I possess extensive engineering experience across both Machine Learning Systems (MLSys) and Large Language Model Algorithms. My goal is to advance next-generation AGI systems in order to create larger and better models. I am deeply passionate about the latest technologies and actively contribute to the open-source community as a core contributor to several popular open-source AI projects.
As one of the earliest members of the Seed Team, I focused on AI infrastructure and large-scale training systems for LLMs and multimodal foundation models across pre-training and post-training. Starting from the first-generation Seed models, I supported large-scale training on 10,000-GPU clusters. I led a small team to build VeOmni, an open-source multimodal training system, and supported training at the scale of thousands of GPUs. I was deeply involved in the R&D of the core Seed 1.5 to Seed 2.0 model families, including reasoning and multimodal models, as well as the UI-TARS series of GUI agent models.

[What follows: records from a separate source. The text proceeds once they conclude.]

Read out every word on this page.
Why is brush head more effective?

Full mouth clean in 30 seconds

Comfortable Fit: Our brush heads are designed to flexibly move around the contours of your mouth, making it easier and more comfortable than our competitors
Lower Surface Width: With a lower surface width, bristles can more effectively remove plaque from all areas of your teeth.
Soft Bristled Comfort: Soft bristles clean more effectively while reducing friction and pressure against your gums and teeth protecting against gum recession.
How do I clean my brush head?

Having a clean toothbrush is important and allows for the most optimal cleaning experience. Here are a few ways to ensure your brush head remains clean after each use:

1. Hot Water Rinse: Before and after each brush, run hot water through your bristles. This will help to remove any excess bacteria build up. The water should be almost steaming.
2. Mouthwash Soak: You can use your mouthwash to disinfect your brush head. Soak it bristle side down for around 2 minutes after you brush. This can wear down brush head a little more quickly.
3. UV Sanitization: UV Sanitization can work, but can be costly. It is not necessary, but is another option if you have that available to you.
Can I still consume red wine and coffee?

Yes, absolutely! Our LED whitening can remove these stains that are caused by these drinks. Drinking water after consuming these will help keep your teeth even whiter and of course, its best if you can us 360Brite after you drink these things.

Worked on LLM post-training and agent research, with projects directly leading to publications on process reward modeling, SFT data selection, and data-analysis agents.
Joined as Employee #15 and worked on large-model systems and open-source products from Seed to Series A.
Participated in the development of SenseTime's early Megatron-style large-model training framework.
Contributed to MindSpore and MindSpore Lite on device-side GPU inference and runtime infrastructure.